Guess what? I really liked it (OK, to be honest, I really liked three of the four songs).

Drew sings really well, plays the acoustic guitar nicely and was accompanied by as many as six people (that’s a lot for Rockwood 1) on two of the songs. The upbeat numbers are infectious. I purposely stood for all four songs and found my foot tapping and body swaying during those songs.

Since we came late, I didn’t hear the introductions to his band. They were good. The only one we’ve seen before was the drummer, who I recognized instantly.

Chris Benelli played the drums. The only other time we’ve seen him was in March 2010 when he accompanied Bryan Dunn. This makes for two separate small-world stories.
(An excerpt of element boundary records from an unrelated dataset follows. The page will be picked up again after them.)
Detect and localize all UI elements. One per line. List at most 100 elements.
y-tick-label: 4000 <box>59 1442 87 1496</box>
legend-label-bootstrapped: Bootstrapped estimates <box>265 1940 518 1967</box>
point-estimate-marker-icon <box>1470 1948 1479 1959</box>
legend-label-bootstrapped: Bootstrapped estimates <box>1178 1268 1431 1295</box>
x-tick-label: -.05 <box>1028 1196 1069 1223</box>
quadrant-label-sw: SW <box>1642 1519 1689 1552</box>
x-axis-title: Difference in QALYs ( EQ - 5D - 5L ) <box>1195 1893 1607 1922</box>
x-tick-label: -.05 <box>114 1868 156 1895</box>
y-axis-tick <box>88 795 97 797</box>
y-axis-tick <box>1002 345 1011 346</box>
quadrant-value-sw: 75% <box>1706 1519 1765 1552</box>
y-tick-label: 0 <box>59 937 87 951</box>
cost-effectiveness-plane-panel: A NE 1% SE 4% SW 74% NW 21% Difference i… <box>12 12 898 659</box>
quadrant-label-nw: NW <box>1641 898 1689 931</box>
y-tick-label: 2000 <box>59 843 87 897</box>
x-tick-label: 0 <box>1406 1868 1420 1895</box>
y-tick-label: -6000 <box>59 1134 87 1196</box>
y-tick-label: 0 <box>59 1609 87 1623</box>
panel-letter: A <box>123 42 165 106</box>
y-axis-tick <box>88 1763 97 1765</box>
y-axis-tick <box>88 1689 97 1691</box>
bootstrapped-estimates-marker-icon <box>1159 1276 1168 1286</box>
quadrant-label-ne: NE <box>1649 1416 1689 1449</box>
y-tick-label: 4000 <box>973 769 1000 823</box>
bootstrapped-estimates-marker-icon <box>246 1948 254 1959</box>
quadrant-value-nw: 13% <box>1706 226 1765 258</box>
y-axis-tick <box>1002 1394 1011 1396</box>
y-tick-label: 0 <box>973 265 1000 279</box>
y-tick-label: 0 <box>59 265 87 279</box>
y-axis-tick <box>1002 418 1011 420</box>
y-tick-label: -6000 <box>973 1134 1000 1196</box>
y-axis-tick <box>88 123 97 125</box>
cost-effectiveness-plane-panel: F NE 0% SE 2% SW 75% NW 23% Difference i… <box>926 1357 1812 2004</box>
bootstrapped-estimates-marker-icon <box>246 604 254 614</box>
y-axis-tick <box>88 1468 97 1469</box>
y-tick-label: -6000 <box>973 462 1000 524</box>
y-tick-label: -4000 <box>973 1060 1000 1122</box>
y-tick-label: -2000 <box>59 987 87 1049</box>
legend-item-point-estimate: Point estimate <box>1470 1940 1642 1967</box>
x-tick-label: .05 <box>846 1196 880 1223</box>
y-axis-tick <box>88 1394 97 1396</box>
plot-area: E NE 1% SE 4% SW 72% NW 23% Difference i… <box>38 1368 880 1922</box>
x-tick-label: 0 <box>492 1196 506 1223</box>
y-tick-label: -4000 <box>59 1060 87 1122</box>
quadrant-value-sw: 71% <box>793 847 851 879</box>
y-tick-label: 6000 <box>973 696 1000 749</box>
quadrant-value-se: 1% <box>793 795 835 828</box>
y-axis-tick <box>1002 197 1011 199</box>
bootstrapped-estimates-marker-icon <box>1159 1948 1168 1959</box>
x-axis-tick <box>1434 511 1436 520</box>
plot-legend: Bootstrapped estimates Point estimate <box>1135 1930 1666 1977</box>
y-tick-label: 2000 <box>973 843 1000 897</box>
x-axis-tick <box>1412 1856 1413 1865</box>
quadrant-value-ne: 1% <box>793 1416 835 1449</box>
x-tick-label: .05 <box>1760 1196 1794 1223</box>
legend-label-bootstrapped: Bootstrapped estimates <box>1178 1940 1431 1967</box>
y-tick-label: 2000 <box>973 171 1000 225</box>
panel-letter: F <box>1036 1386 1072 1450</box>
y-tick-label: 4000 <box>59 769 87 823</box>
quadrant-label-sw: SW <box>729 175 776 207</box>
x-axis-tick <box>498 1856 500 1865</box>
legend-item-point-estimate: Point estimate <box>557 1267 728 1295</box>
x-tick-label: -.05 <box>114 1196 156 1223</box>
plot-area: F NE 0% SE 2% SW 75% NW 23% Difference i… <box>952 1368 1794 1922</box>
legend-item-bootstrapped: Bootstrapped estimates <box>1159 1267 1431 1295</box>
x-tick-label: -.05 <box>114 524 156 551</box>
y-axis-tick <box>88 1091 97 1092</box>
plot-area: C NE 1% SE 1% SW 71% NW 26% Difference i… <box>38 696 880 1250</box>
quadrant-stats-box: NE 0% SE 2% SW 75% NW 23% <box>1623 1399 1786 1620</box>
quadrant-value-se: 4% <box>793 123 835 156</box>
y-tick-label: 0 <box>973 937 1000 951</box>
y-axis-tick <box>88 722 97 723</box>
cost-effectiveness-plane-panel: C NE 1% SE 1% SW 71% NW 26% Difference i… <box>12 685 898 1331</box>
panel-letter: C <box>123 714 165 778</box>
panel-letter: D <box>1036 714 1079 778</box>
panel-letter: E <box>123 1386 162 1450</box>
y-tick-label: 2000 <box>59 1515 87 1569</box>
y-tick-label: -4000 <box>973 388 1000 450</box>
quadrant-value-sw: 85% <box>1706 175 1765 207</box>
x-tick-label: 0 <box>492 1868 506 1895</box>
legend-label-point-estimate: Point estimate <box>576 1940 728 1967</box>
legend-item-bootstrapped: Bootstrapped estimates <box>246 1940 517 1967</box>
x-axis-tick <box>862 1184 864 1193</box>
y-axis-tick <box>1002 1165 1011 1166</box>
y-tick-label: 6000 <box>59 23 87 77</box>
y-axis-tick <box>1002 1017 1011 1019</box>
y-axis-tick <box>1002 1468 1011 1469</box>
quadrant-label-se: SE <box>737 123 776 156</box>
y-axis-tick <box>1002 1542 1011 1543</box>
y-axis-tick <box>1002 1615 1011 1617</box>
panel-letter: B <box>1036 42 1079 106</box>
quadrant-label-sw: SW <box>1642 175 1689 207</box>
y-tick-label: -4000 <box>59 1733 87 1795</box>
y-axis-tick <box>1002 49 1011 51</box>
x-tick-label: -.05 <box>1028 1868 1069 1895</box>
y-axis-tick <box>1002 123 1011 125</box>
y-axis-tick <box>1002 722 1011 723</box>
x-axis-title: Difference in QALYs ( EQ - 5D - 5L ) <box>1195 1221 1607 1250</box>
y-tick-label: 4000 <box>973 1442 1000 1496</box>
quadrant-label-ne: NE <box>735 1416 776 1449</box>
First, that same night was the first time we ever saw Doug Yowell play the drums, in the set following Bryan’s, accompanying Vienna Teng. That Chris is the drummer for Doug’s brother, Drew Yowell, feel’s small world-ish to me.

Second, on Friday night I wrote about a bass player, Jim McNamara, who also plays with Bryan Dunn, a name I hadn’t written about since we saw him the night we saw Chris Benelli. All good memories, brought back in focus by Drew Yowell. Cool.

Even though we didn’t get home until midnight, in a monsoon-level rain, it was more than worth it. We had a great night out.